As the days of my residency have turned into weeks, I’ve gradually found my feet. I’m past the end of week three now and am pleased to have a few decisions about the focus of my time here in China under my belt. Show day is just two weeks away. Fellow performers and the venue have been booked, rehearsal time has been finalised, PA installation plans have been made etc- and these are just the logistics.
Since day one, creative ideas for the piece have been cooking away too, and decisions about its shape and theme have been coming together. In some ways, having the deadline of the show means you have to be pragmatic. There isn’t time to meet and assess endless performers. There are only so many audio recordings you can gather for a city soundscape, only so much material for costumes. There’s only so much inspiration you can absorb before you have to start to creatively commit, to put pen to paper and make something. There are challenges and drawbacks to declaring the themes of a piece, as I’ve had to, before you’ve had chance to process, make or devise, before you’ve spent any real time with your fellow performers- before you’ve even met some of them in fact. And when you’re at the very start of making a piece, it can be hard to answer questions like “What will the floor plan be?”, and “Where would you like the PA positioned?” and “How much time will you need with this or that group?” etc- particularly when you’re working in an unfamiliar environment, with people and a language you don’t know. But there is something energising in the challenge! It makes you decisive and resourceful: ‘You have these players, and this audience, to make for, you have this context, and you have this much time- now what are you going to make?’. I’ve also had to communicate my vision to others, to plan a schedule for the making of the piece- something which has been good for my confidence. I’m generally someone who tries to do everything myself, and whilst I’m still clinging to this a little on this residency (!), having to tell others “I need this please” or “Can you arrange this for me please?” has been really good for me.

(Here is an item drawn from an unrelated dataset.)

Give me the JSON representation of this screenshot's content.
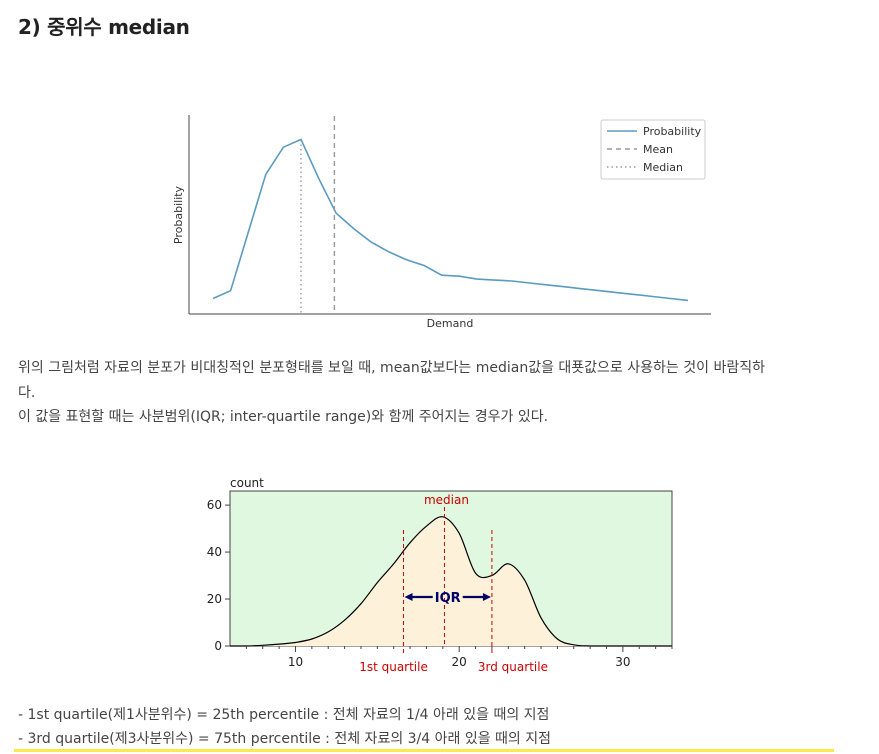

I’d planned to focus on creating the music for the piece this week, along with the costumes. Dance and movement will come next week, when I meet the dancers who will perform with me on June 3rd, and together we spend two days workshopping ideas with dance students from the local university. Making music underpins everything I’m doing here in China. It is more fundamental than the costume-making I’ve been doing this week and is the reason I’m on this residency at all. I’m consumed with it right now and will be posting about what I’m making in a day or two.
But first, costumes!
I’d begun to gather materials for the costumes last weekend- sourcing two genuine workers’ uniforms from the Third Front factory I’d visited, along with various bits and bobs from the haberdashery, ironmongery, and curtain-making districts. Latterly, I’d gone back with Kerun to buy five more assorted uniforms for the remaining performers. This week, gathering together all the research I’d done and resources I had, I got cracking!
I’d been interested in the mirroring of the colourful costumes of the various minority ethnic villagers I’d met and the regulation uniforms of the Third Front factory workers, and wanted to express this in the costumes for the piece. The silver jewellery of the villagers, which makes such a beautiful sound when they move and dance, was an inspiration. Gathering the tops of the water bottles so ubiquitous in China, I aimed to make a modern-day equivalent- which also makes a great sound but in a totally different way!
Building on the idea, I sewed other decorations to the uniforms- unwound electrical wiring in beautiful copper, feathers plucked from a feather duster, each to emulate the dress of the villagers in some way. I wanted all of the costumes to be linked but unique. Talking to one of the workers at the Third Front factory when I’d visited that day, I’d asked whether he could remember any interesting or funny stories from when he was younger, growing up in the factory compound. “Not really”, he said, “I just got up, walked across to the factory to work all day, then walked home to a meal and to bed”. It made me sad. It was like he was a blank, he was anonymous- and his regulation uniform was designed to accentuate this. Something I’ve felt strongly since I’ve been in China (and it certainly isn’t only unique to this country) is that so many people seem to stop feeling or being creative in life- or barely ever start. But given the right context, I believe we all have something to give and express- and that we’re so much happier when we do. I wanted the costumes for the show to evoke this- that we’re all connected but we’re all different, we all have something unique to express.
Using the curls of metal offcut I’d gathered at the Third Front site, along with bits of curtain fringing, I made necklaces to emulate the beautiful silver jewellery of the villagers.
Many of the villager groups have beautiful leg decorations too, so I found some plastic parcel tie and had a go at making my own version.
The costumes will evolve more as the days progress and as time allows. I’m still scratching my head about how best to make the wire wool/scourer head pieces to emulate the Dong villagers hair buns, and am still hoping I’ll have time to make some colourful pom-poms, but that’s to come. I’m meeting the performers on Monday so they can get their hands on what I’ve done so far. Fingers crossed they like them.